Lógico que filmes de guerra têm que ter passagens violentas e com bastantes tiroteios, mas se você está esperando algo como Pearl Harbor ou O Resgate do Soldado Ryan, esta não é a sua praia. Focado muito mais no psicológico dos personagens (como a primeira metade, a parte boa, de Nascido Para Matar), as lutas que acontecem, além de escassas, são em uma escala muito menor do que estamos acostumados a ver em Hollywood. Isso porque o filme acompanha os acontecimentos de uma tropa pequena, e não de um batalhão inteiro. A seqüência final, em que Chris está já bastante afetado psicologicamente com tudo o que presenciou, é fantástica, mesmo que tenha uma escala menor em termos de importância naquela guerra – afinal, qual combate foi importante no Vietnã, se pararmos para pensar?

(Aqui abro um parênteses: impossível não lembrar do fato que Stone escreveu o roteiro baseado nas suas experiências reais durante a guerra. Como pode uma pessoa viver aquilo tudo e ainda manter a sanidade para falar a respeito sobre? Talvez Platoon seja um auto-purgatório de tudo o que ele viveu ao longo dos dias em que ficou no Vietnã.)

Parando para perceber um pouco nos rostos daqueles sofredores, é possível notar várias figuras que hoje são consagradas no cinema, como Johnny Depp ainda moleque e um Forest Whitaker inconfundível com aquele olhinho caído. Mas o filme é mesmo de Sheen e não tem para ninguém. Alvo de todos os pensamentos e pontos mais dramáticos (a seqüência em que os vietcongues vêm chegando ao fundo e ele não pode se mexer é fantástica), o papel caiu do céu para ele, já que outros nomes haviam recusado-o, como Keanu Reeves e Kyle MacLachlan, consagrando-o em Hollywood e abrindo as portas para diversos projetos (a título de curiosidade, Johnny Depp havia sido considerado para o papel de Chris Taylor, mas como era jovem demais, acabou ficando com um papel coadjuvante; mas Stone já havia dito que aquele menino seria um sucesso no cinema).
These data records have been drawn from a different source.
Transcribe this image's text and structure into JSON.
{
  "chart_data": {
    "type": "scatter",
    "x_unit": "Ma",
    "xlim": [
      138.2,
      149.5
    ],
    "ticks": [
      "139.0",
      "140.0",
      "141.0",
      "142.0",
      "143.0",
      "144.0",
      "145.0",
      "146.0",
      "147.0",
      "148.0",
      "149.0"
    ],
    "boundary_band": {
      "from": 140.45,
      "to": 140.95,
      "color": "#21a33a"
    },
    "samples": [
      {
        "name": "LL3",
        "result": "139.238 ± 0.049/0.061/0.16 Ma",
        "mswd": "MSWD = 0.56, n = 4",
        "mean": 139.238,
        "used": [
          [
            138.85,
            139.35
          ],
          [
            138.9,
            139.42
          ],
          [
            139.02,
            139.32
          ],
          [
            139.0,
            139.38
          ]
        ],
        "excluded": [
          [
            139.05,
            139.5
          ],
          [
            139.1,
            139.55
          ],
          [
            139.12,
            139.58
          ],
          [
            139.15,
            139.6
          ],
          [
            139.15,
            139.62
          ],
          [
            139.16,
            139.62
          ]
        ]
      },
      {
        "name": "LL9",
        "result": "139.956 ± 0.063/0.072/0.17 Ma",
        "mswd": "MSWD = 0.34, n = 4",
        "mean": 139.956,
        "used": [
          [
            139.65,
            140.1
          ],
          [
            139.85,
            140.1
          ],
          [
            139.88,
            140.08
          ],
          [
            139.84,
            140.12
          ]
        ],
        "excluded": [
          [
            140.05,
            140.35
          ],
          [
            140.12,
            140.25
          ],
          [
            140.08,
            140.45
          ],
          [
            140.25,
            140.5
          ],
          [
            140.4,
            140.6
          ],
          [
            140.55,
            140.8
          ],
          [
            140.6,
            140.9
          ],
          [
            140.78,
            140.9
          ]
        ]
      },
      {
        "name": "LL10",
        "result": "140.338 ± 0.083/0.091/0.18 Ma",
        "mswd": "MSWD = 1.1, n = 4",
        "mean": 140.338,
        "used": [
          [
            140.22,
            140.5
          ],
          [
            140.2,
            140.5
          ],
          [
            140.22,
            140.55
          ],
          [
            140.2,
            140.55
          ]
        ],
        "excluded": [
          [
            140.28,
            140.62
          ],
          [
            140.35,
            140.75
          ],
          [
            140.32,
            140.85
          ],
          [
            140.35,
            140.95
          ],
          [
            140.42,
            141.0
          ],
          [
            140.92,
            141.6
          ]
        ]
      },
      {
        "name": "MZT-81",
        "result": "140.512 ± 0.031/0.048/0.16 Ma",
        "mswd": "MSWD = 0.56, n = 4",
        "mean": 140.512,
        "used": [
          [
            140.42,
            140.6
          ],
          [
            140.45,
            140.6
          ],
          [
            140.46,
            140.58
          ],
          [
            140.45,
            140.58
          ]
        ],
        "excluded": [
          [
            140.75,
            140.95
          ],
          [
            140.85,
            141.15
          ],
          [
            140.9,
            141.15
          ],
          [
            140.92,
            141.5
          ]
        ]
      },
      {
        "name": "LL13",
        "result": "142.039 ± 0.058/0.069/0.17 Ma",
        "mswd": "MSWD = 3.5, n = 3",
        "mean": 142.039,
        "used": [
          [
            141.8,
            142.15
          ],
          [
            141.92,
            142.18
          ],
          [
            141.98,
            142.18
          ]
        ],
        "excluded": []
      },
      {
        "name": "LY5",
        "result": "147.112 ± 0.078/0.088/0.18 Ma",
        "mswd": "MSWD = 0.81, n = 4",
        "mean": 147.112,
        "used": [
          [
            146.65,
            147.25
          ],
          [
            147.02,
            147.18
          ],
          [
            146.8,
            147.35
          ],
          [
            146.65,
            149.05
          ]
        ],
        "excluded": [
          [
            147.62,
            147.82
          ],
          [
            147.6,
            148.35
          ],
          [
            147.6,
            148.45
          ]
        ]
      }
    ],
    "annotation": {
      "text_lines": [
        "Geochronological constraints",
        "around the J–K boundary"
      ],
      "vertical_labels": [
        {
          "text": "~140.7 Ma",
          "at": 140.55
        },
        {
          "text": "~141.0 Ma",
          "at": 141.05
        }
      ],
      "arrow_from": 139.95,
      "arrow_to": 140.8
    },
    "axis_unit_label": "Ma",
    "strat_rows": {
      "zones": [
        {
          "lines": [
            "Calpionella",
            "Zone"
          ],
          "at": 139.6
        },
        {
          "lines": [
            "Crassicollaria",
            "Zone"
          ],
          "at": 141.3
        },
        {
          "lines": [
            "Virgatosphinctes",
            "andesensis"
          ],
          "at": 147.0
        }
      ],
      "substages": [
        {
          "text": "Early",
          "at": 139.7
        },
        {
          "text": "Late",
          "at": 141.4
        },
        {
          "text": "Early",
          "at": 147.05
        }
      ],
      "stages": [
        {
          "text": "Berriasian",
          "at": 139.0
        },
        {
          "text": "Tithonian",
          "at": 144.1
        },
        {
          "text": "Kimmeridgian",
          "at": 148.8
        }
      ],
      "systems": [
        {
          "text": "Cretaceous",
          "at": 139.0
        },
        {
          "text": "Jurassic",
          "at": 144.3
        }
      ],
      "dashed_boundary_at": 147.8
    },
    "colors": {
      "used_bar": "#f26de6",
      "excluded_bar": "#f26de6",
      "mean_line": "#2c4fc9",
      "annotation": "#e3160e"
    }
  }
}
Vencedor de quatro Oscars (Filme, Diretor para Oliver Stone, Montagem e Som) e indicado em outras quatro categorias (Ator Coadjuvante para Willem Dafoe, Ator Coadjuvante para Tom Berenger, Fotografia e Roteiro Original), Platoon consagrou de vez os filmes sobre o Vietnã: foi com ele que as pessoas puderam conhecer uma visão sobre o conflito de alguém que esteve realmente por lá, e isso dá importância ao trabalho de Stone (com relação ao Oscar, O Franco-Atirador havia vencido em 1979, o que pode ter tirado o Oscar de Apocalypse Now no ano seguinte, para o apenas bom Kramer VS Kramer). E, após o fim do filme, a sensação de alívio por não termos participado daquilo é imensa. A experiência de ver o sofrimento dos soldados e os crimes de guerra já devia bastar para os Estados Unidos repensarem esse monte de guerra que eles insistem em realizar. Algo que está longe de acontecer.